Policy on vibe coded nix tools?

So, as the author (after a fashion, one supposes…) of one of these tools, I do want to point out a few things:

  • There is a big difference between a tool that just gets yeeted up there and a tool which undergoes a bunch of testing and tweaking.
  • It’s annoying to go to the trouble of being honest about this code’s origins when people dogpile and say shitty things solely due to that fact. I consider myself an honest person, but there’s nothing stopping anybody from just…not mentioning in their repo or commits that an LLM helped.
  • Seeing people complain about attribution and hallucinations is rich when I’ve gotten feedback on PRs specifically to remove comments explaining where some code or idea came from. Bit of a double-standard…either we care about provenance, or we don’t.
  • It’s really annoying to take time out of my life and spend it on tooling that solves a real need only to have the first comment be snark.

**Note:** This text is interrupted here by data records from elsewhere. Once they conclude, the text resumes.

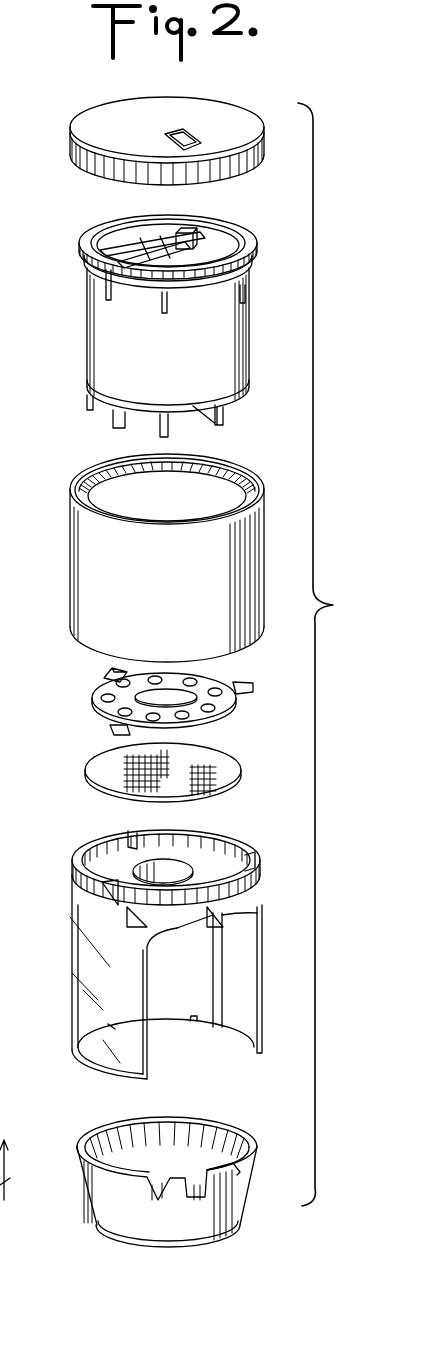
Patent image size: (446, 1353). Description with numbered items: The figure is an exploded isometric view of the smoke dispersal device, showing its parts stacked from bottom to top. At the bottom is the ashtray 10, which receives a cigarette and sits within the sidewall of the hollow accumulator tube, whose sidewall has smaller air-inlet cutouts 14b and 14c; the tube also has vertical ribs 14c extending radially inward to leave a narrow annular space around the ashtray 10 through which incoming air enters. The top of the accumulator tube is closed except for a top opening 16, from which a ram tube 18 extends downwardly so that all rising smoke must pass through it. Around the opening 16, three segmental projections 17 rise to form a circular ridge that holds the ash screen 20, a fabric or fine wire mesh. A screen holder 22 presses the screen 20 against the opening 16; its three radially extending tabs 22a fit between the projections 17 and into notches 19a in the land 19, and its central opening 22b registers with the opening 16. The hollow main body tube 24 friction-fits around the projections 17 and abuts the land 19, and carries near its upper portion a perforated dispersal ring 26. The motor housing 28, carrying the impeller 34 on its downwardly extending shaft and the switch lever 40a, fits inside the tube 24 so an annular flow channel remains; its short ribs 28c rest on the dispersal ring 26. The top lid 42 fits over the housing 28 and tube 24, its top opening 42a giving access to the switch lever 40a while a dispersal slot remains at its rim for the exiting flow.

The ashtray 10 is at (92, 1210).
The cutout 14b is at (113, 1027).
The cutout / vertical rib 14c is at (88, 952).
The top opening 16 is at (173, 868).
The segmental projections 17 is at (243, 838).
The ram tube 18 is at (178, 932).
The land 19 is at (251, 876).
The notches 19a is at (125, 842).
The ash screen 20 is at (234, 768).
The screen holder 22 is at (203, 681).
The tabs 22a is at (104, 729).
The central opening 22b is at (183, 703).
The main body tube 24 is at (244, 567).
The dispersal ring 26 is at (222, 474).
The motor housing 28 is at (234, 344).
The short ribs 28c is at (243, 298).
The impeller 34 is at (238, 409).
The switch lever 40a is at (186, 233).
The top lid 42 is at (247, 125).
The top opening 42a is at (184, 133).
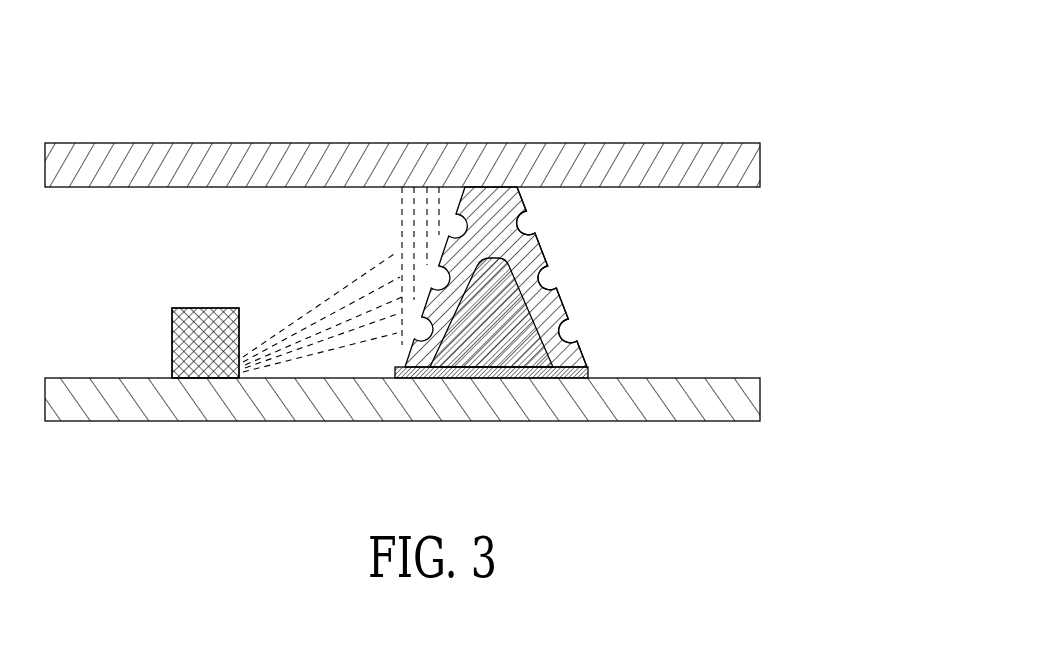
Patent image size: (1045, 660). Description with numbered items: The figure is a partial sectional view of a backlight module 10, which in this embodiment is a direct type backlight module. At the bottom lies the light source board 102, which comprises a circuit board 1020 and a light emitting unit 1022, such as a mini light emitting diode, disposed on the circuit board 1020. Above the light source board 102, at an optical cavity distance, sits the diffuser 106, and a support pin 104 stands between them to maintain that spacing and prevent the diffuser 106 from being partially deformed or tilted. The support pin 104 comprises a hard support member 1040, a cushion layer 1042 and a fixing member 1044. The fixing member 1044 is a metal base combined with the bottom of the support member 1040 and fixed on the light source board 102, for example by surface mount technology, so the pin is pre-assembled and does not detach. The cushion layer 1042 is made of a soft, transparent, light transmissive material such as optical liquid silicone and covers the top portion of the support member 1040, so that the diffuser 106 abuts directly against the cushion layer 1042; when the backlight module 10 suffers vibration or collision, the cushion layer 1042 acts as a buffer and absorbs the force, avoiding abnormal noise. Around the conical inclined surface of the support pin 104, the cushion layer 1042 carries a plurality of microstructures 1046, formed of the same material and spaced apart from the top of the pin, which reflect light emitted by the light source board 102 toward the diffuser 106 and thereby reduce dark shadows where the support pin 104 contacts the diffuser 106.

The backlight module 10 is at (597, 88).
The light source board 102 is at (143, 342).
The circuit board 1020 is at (103, 421).
The light emitting unit 1022 is at (193, 308).
The support pin 104 is at (562, 252).
The support member 1040 is at (530, 306).
The cushion layer 1042 is at (523, 200).
The fixing member 1044 is at (588, 368).
The microstructures 1046 is at (580, 327).
The diffuser 106 is at (760, 160).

Let’s get some facts out there:

We have something like 8.6K packages that are broken.

We have 47K packages that are orphans.

We have 89K packages without tests, and 64K without automated update scripts. That’s right around half or more of nixpkgs.

We need all the help we can get.

P.S. –

I would appreciate bug reports, since even with a lot of human testing sometimes I do see behavior that might suggest an issue. For example, it may be possible that my script is miscounting packages maintained.

(And yes, the tongue-in-cheek directory name is what it is because I do like keeping my LLM stuff clearly delineated in my own work patterns when it is significantly LLM-generated…even when I do a bunch of testing and workshopping. Again, that’s just being organized–and computer-assisted is a lot to type.)